Justice fribourgeoise: Un juge d’instruction pris de peur dérape


Pression sur le paysan au champ de chanvre détruit


 


On apprend que le juge d’instruction Markus JULMY a fait pression sur un paysan, Hans Johner de Chiètres, pour que ce dernier ne finalise pas la plainte pénale (pour mise en danger de la vie d’autrui) qu’il avait fait protocoler:


 


       Ich unterschreibe nur, wenn protokolliert wird, dass ich gegen diese


       Inhaftierung protestiere, ohne Einnahme von Frühstück und meiner


       Medikamente. Es nützt nichts, diese Medikamente in Kerzers extra


       zu holen, wenn ich kein Morgenessen gehabt habe. Ich erhebe Klage


       an die Staatsanwaltschaft gegen Herrn Julmy.


 


Mise en danger


Obligé d’éviter toute tension parce que gravement atteint d’une maladie coronaire, tiré de son lit par des gendarmes munis d’un mandat d’amener, enfermé dans une cellule et privé de ses médicaments par le JI JULMY personnellement, le paysan aurait pu être victime d’une rupture coronaire à cause de l’énorme stress auquel il a été soumis (voir communiqué du 25 juillet 2008).


 


Grave violation de la loi de procédure pénale


Un mandat d’amener est une mesure grave (citation: Commission parlementaire) qui doit rester exceptionnelle. Il ne peut être décerné selon la loi, que si une personne a) ne répond pas à une convocation, b) est soupçonnée d’un crime, c) sa comparution immédiate est indispensable.
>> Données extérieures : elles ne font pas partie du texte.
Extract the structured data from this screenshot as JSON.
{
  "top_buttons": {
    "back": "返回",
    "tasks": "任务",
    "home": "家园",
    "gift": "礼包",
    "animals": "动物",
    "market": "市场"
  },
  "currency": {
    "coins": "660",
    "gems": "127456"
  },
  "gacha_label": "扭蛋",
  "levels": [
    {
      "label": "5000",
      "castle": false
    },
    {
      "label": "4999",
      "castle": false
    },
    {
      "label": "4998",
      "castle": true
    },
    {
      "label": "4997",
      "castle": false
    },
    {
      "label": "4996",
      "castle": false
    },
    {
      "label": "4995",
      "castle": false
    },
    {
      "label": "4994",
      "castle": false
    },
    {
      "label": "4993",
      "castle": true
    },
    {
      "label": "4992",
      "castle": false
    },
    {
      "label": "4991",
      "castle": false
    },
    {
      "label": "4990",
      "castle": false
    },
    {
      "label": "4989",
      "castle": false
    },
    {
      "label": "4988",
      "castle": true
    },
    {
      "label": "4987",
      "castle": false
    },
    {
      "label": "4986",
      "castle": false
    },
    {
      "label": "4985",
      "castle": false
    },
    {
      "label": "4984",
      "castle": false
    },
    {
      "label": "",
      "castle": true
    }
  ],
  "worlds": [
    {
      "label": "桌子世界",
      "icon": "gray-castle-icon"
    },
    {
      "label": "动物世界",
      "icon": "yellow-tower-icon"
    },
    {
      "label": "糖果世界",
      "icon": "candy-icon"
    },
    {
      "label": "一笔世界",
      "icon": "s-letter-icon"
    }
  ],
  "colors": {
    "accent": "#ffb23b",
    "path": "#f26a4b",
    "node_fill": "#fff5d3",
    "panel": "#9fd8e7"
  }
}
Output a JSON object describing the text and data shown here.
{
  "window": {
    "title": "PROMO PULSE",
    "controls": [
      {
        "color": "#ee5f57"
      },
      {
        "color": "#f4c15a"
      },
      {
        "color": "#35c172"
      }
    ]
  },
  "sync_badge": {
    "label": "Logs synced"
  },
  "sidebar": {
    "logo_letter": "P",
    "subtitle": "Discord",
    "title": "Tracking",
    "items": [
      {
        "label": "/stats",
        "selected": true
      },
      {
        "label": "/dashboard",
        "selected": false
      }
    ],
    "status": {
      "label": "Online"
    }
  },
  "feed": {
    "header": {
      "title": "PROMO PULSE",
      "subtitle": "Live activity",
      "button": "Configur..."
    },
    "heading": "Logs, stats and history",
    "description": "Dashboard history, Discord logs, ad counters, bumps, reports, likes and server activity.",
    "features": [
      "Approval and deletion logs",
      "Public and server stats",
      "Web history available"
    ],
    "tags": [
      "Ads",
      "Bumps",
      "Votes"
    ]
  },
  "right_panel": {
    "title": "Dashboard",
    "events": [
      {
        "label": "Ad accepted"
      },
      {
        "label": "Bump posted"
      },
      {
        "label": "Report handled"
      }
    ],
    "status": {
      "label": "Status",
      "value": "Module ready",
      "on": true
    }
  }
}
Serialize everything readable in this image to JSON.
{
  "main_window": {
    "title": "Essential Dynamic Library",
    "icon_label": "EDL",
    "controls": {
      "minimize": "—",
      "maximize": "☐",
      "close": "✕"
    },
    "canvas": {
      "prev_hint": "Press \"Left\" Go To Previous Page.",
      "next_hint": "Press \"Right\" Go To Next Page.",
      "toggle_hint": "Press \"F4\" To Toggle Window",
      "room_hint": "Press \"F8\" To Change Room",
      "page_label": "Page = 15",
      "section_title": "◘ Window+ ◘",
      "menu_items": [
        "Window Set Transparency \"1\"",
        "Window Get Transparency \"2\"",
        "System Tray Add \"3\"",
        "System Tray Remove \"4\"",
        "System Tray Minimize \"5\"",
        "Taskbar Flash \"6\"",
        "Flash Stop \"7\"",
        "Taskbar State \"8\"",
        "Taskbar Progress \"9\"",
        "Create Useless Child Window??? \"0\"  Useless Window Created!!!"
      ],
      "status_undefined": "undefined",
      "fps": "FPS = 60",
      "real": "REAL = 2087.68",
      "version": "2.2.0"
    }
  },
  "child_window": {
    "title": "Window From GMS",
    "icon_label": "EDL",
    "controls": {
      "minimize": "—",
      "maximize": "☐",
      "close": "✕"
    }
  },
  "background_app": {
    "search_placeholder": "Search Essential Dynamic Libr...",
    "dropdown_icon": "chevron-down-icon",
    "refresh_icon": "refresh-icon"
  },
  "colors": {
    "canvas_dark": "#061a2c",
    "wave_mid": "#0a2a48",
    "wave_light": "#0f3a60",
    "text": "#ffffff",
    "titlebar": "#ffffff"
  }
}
Aucune de ces trois conditions n’était pourtant réunie, mais il s’agissait pour le JI JULMY de se positionner face au paysan.


 


‘20minutes’


Alerté par un article du quotidien ‘20minutes’, le JI JULMY a réussi lors d’une conversation téléphonique, hier mardi après midi, à faire changer le paysan d’opinion, lui faisant d’abord croire qu’il avait violé la loi – ce qui n’est pas vrai – et lui promettant par la suite de ne pas l’inquiéter. «Si le juge JULMY ne me mets pas en accusation, alors je ne dépose pas plainte pénale contre lui comme j’en avais décidé» confirme Hans Johner.


 


Destruction par représailles


Croyant que le champ de chanvre sur pied appartenait à la société SanaSativa SA, le JI JULMY en avait ordonné la destruction pour se venger du gérant, parce que ce dernier avait demandé à l’organe de surveillance des magistrats de soumettre le JI JULMY a une expertise psychiatrique, vu les constants et sérieux errements intellectuels observé chez lui quand de chanvre il s’agit. C’est ainsi qu’il a détruit un champ de chanvre qui en était à sa cinquième édition, avec toujours la même sorte de chanvre agricole, non-indien et agréé par la Confédération (code 533, frs. 1’600.–/ha de payements directs).